George Watson (February 10, 1892 – May 12, 1977) was a 20th-century American photographer working in California. Several of his relatives were also in the photo business, or in the motion picture industry, or broadcast news.[1][2]
Watson was born in 1892 in Moncton, Westmorland, New Brunswick, Canada.[3] Watson immigrated to the U.S. in 1900 and was naturalized a citizen in 1909.[4] Watson got his first newspaper staff job in Los Angeles in 1910.[2] He shot aerial photos of Los Angeles in 1919, and he photographed the St. Francis dam disaster and the Owens River Aqueduct bombing.[5] Watson also founded the Los Angeles Press Photographers Association.[5]

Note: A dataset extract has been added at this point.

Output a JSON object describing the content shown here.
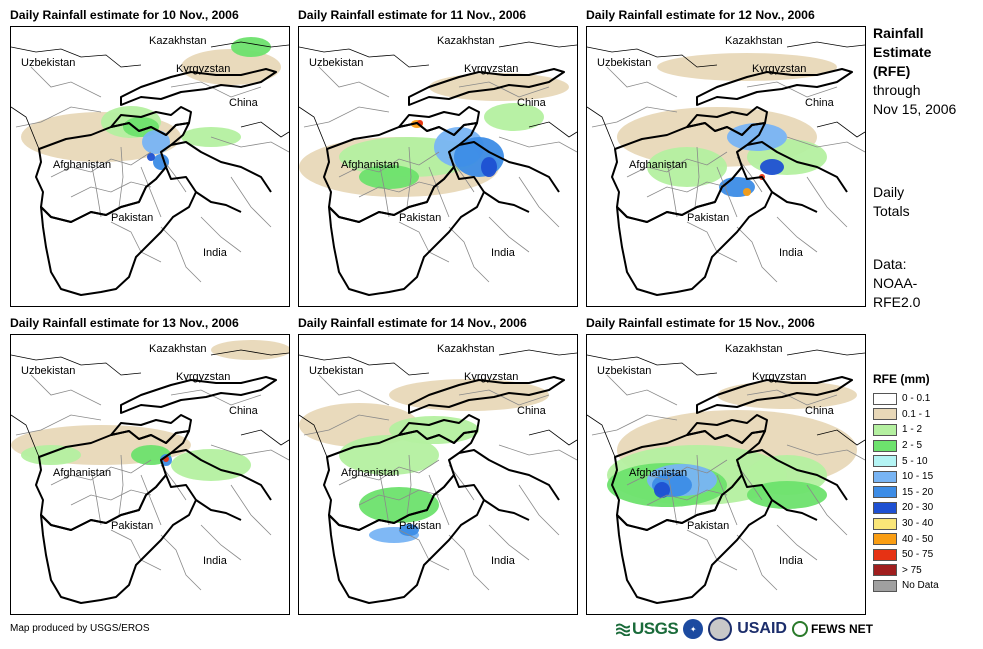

He left newspapers to become manager of ACME News Photo Service, later UPI Photo.[6] He took celebrity and Hollywood photos in the 1920s and 1930s in company with colleagues like Paul Strite, Dick Farrell, and Hyman Fink.[7] The family archive includes of a photo by Watson of Albert Einstein and Charlie Chaplin together at a movie premiere in the 1920s.[8]
The work of the Watson clan was exhibited in a show at the Los Angeles Science Museum in 1972.[9] The Getty holds a collection of Watson's shots.[10] The total Watson family archive may include between one and two million photographs.[5]